J'étais en réunion avec Rémi pour des aménagements du site Web de l'entreprise quand mon interlocuteur dut quitter son bureau. Il était appelé par Marconi. Jenny Chapman, la secrétaire de celui-ci avait ouvert sans frapper, la porte de son bureau.
- Rémi, Thomas is waiting you.
Rémi avait promptement quitté le bureau.
- Louis, tu m'attends. On continuera après.
Quand Rémi fut de retour. Il avait le regard vide. J'eus l'impression qu'il n'habitait plus son corps. Il s'assit lourdement, s'affala sur son siège et sembla me découvrir.
- Ça va Rémi ?
- You are fired ! C'est ce qu'il m'a dit. Il prétend que je ne maîtrise pas assez la com.
À ce moment-là, la porte s'ouvrit et Jenny Chapman sans me regarder, s'adressa à moi
- Louis. Thomas wants to see you.
Je me levais. Je ne sais plus comment je suis arrivé chez Marconi. J'appris que mon poste était supprimé. On me laissait une semaine pour débarrasser mon bureau. Hagard, je me suis retrouvé dans la rue. Je m'assis à l'intérieur de mon café habituel. Je restais une heure, devant mon express. Le soir, je fus incapable de parler à ma femme. Je restais assis devant la télé pour ne pas avoir à réfléchir.
Le lendemain, j'ai rangé mon bureau. J'ai retrouvé les dossiers que j'avais constitués sur les uns et les autres au hasard des backdoors que je n'avais pas négligé d'installer sur leurs ordinateurs et smartphones. Puis ce fut l'heure de la cantine. Je ne trouvais qu'une place à une petite table. Je sentais peser les regards sur moi. Tout à coup, je me suis levé, très, très énervé. Je ne me suis pas reconnu.
- Vous savez tous que j'ai été viré par Marconi. À ma place, il a nommé un type, Victor Moreau. Vous savez qui est Moreau ? Je vais vous le dire : c'est le frère de sa maîtresse. Vous savez pourquoi Marconi a été nommé ? Je vais vous le dire : Jenny Chapman couche avec le PDG. Vous savez pourquoi il a accepté la nomination de Marconi ? Je vais vous le dire : elle a menacé de révéler les rétrocommissions qu'il a touchées sur le contrat Denver. Merci de m'avoir écouté.
Je sortis sous une salve d'applaudissements.
Jacques Marlier
Vous avez écrit un livre : un roman, un essai, des poèmes… Il traine dans un tiroir.
Publiez-le sans frais, partagez-le, faites le lire et profitez des avis et des commentaires de lecteurs objectifs…
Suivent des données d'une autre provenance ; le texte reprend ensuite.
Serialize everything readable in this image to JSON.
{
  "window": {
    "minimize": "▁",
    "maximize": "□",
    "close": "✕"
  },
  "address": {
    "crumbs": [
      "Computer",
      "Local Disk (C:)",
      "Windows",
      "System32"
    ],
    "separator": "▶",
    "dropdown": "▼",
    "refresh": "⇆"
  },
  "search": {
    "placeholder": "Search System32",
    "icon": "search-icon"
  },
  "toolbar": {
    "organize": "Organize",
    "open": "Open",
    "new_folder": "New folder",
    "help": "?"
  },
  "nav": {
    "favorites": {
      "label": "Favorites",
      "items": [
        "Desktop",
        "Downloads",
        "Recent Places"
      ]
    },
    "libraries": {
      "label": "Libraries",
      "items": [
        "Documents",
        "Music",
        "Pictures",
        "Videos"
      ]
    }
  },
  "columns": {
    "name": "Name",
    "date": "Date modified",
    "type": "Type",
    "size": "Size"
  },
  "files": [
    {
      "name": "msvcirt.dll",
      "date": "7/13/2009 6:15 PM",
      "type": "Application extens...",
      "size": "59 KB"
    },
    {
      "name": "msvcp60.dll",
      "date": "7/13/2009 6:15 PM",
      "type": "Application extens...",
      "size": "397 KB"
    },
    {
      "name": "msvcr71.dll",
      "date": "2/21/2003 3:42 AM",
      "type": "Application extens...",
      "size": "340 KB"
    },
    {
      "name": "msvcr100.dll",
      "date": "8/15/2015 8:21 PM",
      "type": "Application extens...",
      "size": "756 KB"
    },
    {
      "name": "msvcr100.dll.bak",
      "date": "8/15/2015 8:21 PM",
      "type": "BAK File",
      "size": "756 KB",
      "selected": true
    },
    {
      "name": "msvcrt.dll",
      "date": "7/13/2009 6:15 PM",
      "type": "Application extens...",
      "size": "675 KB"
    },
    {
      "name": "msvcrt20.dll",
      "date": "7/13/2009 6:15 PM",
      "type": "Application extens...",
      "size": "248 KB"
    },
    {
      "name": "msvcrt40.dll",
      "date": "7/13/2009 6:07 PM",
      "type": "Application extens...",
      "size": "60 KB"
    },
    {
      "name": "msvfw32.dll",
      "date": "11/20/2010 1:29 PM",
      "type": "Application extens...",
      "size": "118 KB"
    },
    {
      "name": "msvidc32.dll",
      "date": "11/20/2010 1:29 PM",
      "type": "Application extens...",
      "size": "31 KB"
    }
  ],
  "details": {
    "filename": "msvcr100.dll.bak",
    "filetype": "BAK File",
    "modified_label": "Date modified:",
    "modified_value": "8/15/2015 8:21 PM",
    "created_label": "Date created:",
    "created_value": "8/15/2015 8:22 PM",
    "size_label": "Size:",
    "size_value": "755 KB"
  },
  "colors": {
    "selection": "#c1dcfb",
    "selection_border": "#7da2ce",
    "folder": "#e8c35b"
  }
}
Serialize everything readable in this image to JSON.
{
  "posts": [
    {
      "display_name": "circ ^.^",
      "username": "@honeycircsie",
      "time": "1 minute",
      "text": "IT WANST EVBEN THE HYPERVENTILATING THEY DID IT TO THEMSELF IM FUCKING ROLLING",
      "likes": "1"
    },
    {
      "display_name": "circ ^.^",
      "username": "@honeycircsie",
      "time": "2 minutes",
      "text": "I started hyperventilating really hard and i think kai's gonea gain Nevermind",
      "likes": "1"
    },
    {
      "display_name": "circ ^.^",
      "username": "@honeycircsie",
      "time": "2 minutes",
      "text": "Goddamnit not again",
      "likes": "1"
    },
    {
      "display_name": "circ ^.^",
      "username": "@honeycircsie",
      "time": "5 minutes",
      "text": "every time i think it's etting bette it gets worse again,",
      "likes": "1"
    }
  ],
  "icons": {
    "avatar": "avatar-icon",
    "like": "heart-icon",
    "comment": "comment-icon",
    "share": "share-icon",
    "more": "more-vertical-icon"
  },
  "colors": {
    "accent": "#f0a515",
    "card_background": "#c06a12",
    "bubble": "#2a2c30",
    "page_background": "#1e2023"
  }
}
En toute franchise, il y a quelque chose qui me gêne dans la lecture de cette nouvelle, oublions la forme, grammaire, syntaxe, etc. Mais c'est la construction. Le début est très vrai, on sent la vie en entreprise, j'ai beaucoup apprécié les piques qui sentent le vécu (le responsable du système qui fait du bancal pour se rendre incontournable, les auditeurs aux dents longues, etc.) Puis, on arrive aux premiers dialogues et là, on sent une chute précipité. On ne sait plus quel était l'intérêt de présenter Owen, par exemple, ni les révélations fracassantes, qui sont tombé comme un cheveu dans la soupe. Pourtant il y avait du potentiel sur la thématique des backdoors, qui d'ailleurs n'a pas été exploitée. Pour la structure, tous les éléments sont là, il faut juste mieux les amener, l'édifice s'effrite à la moitié. Pour le reste, il faut surtout revoir la cohérence des temps et laisser les dialogues importants, ceux qui apportent quelque chose à l'histoire. Bien évidemment, ce n'est que mon avis.
Tellement vrai !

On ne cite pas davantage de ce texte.